Анни любила своих детей. «Я люблю своих детей», — часто повторяла она. Так ее воспитали: мать должна любить своих детей. Ей нравилось говорить это вслух, часто безо всякого повода, всем кому не лень: «Я люблю моих детей». Бабушка тоже любила своих детей, она любила свою дочь Анни и свою дочь Элсе, которая живет в Висконсине. Нет никаких сомнений, что прабабушка любила нашу бабушку, так же как бабушка любила нашу маму, так, как мама любит нас.
В нашей семье все друг друга любят.
Поэтому Анни страдала от того, что у Жюли такие ноги. Она забывала, что тщеславие может быть таким же сильным, как любовь. И Анни ни за что не призналась бы в том, что испытывает к своим детям не только любовь. Она не могла сказать себе, что ей стыдно за ноги Жюли, за то, что Жюли неловко двигается, за то, что у нее слишком длинные руки, слишком тощее тело, слишком бледное лицо. Она не могла сказать себе, что стыдится Жюли. Ведь это абсурд. Это просто немыслимо. Это абсолютно невозможно. Однако Анни не могла удержаться и каждый раз смотрела на ноги Жюли, когда та допускала очередную оплошность — роняла на пол кружку с молоком по дороге от холодильника к обеденному столу. Или опрокидывала блюдо с яблоками. Или спотыкалась на улице. Или наступала Анни на туфли. И тогда Анни, сама того не желая, вспоминала себя в родильном кресле: колени раздвинуты в стороны, а из нее наружу протискиваются великанские ноги Жюли. Каждый раз, когда, глядя на Жюли, Анни испытывала стыд, она целовала ее, целовала и целовала. Анни хотела избавиться от этого стыда. Она его не понимала. Мать должна любить своих детей.

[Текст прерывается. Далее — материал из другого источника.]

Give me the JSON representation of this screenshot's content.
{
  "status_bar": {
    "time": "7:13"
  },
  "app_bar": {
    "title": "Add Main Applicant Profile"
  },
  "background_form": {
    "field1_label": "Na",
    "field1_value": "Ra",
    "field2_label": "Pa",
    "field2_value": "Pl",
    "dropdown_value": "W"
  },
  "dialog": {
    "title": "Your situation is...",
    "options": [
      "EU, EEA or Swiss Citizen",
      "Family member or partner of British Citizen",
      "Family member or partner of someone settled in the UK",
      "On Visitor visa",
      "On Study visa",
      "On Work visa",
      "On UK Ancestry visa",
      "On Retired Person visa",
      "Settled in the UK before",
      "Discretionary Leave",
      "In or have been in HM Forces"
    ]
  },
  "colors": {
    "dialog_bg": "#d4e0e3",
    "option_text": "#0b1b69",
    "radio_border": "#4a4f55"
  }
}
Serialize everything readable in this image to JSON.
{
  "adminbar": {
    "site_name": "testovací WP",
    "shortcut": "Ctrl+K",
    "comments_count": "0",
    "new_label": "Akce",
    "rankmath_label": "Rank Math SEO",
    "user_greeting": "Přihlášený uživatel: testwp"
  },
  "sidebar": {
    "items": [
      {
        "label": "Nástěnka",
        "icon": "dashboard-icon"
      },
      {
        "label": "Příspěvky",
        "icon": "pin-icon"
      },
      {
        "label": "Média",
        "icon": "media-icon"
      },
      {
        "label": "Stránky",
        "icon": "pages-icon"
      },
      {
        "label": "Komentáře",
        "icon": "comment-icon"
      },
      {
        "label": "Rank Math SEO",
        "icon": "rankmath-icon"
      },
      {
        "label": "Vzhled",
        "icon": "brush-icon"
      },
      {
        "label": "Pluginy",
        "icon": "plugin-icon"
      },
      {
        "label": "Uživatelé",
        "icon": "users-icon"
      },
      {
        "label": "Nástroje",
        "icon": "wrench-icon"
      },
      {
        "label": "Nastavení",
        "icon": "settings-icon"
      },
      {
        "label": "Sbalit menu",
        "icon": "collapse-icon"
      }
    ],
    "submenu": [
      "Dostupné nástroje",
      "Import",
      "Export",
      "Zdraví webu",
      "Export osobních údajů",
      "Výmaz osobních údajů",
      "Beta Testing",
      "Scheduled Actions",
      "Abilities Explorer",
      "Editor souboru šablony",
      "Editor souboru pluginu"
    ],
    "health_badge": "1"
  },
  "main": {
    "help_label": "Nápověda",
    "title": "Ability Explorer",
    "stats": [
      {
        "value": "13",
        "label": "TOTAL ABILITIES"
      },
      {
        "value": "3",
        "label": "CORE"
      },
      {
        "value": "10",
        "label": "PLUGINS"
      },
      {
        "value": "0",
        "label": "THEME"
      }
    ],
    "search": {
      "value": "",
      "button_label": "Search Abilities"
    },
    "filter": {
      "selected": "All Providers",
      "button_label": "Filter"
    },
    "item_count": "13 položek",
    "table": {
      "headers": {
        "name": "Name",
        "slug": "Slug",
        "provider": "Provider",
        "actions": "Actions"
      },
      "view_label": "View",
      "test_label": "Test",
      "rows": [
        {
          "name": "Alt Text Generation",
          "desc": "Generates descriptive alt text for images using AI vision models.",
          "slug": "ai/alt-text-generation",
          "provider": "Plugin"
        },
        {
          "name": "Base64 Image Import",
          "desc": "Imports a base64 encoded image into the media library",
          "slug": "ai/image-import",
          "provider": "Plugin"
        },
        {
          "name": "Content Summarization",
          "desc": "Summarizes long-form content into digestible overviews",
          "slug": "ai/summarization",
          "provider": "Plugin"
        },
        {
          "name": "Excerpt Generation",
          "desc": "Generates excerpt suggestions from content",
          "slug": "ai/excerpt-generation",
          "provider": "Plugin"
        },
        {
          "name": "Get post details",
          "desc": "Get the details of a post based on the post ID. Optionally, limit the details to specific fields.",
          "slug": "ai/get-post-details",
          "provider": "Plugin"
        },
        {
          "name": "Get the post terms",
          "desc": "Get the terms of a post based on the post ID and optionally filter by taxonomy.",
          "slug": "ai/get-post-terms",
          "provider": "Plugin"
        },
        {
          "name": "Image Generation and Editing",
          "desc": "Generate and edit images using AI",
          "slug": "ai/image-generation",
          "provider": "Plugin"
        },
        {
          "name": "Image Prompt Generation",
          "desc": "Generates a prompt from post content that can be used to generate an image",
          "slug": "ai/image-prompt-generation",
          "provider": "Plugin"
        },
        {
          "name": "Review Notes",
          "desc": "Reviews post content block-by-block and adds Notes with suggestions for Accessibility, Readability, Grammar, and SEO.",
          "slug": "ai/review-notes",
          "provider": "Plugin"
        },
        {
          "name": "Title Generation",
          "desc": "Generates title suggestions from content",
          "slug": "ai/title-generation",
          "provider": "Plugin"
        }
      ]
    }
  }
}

Жюли все время спотыкалась, часто на ровном месте. Ни с того ни с сего она падала и вытягивалась во весь рост на земле. Она была щуплой и стеснялась показываться нагишом. Она не плакала, Жюли никогда не плакала. Анни плакала, я плакала, но Жюли — никогда. Лишь один раз, перед тем как она исчезла, я видела, как она плачет.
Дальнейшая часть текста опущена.